Pratt is backed by musicians Shawn Allen, Tommy Folen, Colin Hogan, Nick Fishman, Kid Andersen, Brian Sowell, Bob Welsh, The Mighty Orq, Joshua Cook, Charlie Gurke, Dan Carpenter, Ken Moran, James Williams III, Henry Hung, Misaki Nishidale, and Little Terry Rogers. Backing vocals are provided by Brian “BJ” Hubbard Sr., Lari Johnson, Jaylee Dembee, and Maya Kyles.
The album starts out with some sweet soul on Make It Good. Pratt establishes that she’s got quite a vocal range. Here, she’s quiet and loving and the horn section boosts the sound nicely.

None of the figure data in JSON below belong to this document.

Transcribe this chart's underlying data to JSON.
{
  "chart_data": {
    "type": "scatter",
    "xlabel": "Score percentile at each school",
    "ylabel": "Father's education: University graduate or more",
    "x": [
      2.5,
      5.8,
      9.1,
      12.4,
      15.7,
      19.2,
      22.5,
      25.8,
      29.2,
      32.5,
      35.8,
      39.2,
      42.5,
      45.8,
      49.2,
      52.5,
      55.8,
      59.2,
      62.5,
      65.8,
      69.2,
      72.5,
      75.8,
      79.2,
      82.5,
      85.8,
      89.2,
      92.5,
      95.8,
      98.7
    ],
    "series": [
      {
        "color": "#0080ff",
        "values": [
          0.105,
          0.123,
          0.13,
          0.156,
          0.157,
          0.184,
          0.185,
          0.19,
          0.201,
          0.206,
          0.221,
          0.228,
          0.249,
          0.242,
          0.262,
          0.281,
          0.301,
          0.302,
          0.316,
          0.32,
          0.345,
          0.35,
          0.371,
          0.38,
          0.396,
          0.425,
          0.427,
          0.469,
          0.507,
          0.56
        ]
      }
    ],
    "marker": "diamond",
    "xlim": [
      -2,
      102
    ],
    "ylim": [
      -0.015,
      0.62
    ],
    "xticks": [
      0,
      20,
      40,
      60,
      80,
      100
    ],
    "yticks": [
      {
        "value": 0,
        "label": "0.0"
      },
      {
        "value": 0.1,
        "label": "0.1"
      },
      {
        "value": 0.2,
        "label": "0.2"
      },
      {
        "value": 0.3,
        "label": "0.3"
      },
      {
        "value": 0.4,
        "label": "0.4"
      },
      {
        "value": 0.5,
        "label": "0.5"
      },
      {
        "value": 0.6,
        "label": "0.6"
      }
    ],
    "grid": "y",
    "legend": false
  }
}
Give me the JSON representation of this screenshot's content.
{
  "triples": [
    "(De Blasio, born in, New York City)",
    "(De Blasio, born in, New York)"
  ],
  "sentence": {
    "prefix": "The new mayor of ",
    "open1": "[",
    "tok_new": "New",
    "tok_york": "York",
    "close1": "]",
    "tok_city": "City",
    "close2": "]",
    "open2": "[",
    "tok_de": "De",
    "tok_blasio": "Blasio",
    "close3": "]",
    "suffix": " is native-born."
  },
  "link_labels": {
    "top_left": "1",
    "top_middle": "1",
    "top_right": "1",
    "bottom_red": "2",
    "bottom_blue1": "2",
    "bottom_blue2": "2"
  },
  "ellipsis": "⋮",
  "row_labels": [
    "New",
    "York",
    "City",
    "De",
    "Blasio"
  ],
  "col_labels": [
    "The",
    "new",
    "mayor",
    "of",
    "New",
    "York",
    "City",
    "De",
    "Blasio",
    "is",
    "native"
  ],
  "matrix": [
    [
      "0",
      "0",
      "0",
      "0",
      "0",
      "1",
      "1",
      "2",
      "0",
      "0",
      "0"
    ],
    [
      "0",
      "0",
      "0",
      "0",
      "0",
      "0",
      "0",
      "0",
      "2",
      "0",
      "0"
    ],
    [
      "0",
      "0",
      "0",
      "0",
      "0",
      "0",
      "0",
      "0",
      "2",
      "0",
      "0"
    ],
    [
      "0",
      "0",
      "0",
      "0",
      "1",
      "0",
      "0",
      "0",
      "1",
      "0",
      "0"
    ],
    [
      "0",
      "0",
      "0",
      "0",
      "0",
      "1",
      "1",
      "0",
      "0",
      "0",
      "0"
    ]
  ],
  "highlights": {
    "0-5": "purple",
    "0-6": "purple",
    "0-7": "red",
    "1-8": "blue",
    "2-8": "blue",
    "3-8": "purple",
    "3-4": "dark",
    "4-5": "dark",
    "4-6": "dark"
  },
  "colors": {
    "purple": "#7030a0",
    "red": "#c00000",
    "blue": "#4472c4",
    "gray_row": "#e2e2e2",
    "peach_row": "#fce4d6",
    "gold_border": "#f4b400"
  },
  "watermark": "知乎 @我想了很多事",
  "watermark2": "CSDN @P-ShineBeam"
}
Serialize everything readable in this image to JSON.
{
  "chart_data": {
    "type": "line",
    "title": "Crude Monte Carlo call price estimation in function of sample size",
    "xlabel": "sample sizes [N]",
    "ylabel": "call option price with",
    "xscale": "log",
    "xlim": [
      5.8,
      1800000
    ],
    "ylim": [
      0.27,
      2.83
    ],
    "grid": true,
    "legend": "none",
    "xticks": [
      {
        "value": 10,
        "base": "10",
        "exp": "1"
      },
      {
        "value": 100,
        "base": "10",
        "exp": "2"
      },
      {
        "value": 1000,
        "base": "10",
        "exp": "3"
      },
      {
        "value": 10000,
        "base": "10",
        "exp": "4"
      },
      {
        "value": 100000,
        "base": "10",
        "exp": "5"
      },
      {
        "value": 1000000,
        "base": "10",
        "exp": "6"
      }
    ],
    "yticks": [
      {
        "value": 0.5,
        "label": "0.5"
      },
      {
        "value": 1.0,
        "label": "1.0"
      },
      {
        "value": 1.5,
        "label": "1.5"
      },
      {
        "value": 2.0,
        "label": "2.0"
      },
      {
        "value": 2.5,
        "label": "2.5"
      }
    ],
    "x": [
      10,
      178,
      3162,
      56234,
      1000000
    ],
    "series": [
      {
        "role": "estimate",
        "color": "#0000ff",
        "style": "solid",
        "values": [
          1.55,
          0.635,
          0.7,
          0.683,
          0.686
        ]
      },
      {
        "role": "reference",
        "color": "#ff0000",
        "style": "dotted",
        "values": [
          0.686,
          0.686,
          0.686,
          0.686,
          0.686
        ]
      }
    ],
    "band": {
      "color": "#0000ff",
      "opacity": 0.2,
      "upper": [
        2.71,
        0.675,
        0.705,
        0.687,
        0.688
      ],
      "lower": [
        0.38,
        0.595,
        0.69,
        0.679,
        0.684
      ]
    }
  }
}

They follow up with full, swinging Have A Good Time Y’all. It’s a fun song with some vocal power in Pratt’s voice. This is a great song to open a show, it sets the tone for a great time to follow. The call and response is a blast and it immediately put me in a good mood. Let’s get the show rolling!
Pratt and the band mellows out with the next song, In The Mood. It’s a beautiful soulful number that will be on my late night playlist. So sweet, so calming, a perfect song to unwind after a long day. The last couple of songs will definitely be making appearances on Time For The Blues.
They go from mellow to low and slow on It’s Too Late. Music wise that is; Pratt’s voice is as sharp as a diamond edged knife and she cuts through the quiet music to let you know that she’s not putting up with your shenanigans anymore. Great blues tune, and boys, listen up – this is not a woman to disrespect. Nice piano break as well.
They pick up the tempo with the New Orleans flavored Shake Off These Blues. There’s some great trumpet blowing the opening of the song and it put me in a big old Mardi Gras mood. Pratt is a great entertainer who fully understands that she’s putting her entire soul into each and every song. So much fun!
The album reaches the half way point with the old school delta style Home To Mississippi. Pratt grew up in Mississippi and her affection for her home is deep. So many great blues artists came from the state and spread the music all over the world. Pratt is one that could continue that tradition.
She’s back to swinging with Easily Replaced, a breezy number that is almost guaranteed to get an audience up on its feet. Love the horn section, it really makes her sound, and her guitar ain’t so shabby either…
Monkey See, Monkey Do starts off with a smoking introduction with guitars and horns vamping. Pratt’s voice has recovered its diamond edge and the song has a dark menacing nature to it. I would tread lightly around this version of Pratt. She acts her songs better than many performers can sing theirs. She truly is an extraordinary talent.
Next up is the title track, Believe. It opens with some lonesome guitar that gives way to festive horns. Pratt opens up her soul on the song talking about what she’s gone through on her journey. It’s ultimately a very uplifting number that doesn’t hold back on its punches.
She pulls out the funk for Out Of My Mind. It so reminds me of some of the great funk that came out of Stax in the early ‘70’s and went coast to coast. She’s definitely got her edge on this one and it might not be appreciated by the blues purists, but Pratt pushes envelopes, and this is a solid audience pleaser.
Pratt and the band channel Motown for Can’t Stop Now. It’s got that sweet all female group sensibility, or so it seems. Fairly quickly she mixes in some anthem rock and switches back. It’s a tricky performance but she carries it off well. After 11 songs, I’m not sure there’s a genre of music she couldn’t conquer.
The album closes with an extended live version of So Bad Blues. Heavy on the bass and organ at the opening, there’s a nice clip of Pratt relating to her audience. She packs a lot of power into her voice and is reminiscent of the way Etta James would approach her audiences. She’s so damn good…
I really wish I had been in Memphis to catch the Keeshea Pratt Band when they were performing at the Blues Challenge. What a show they must have put on! Fortunately, Believe is a great album and it gives us an idea of just how much better they can become.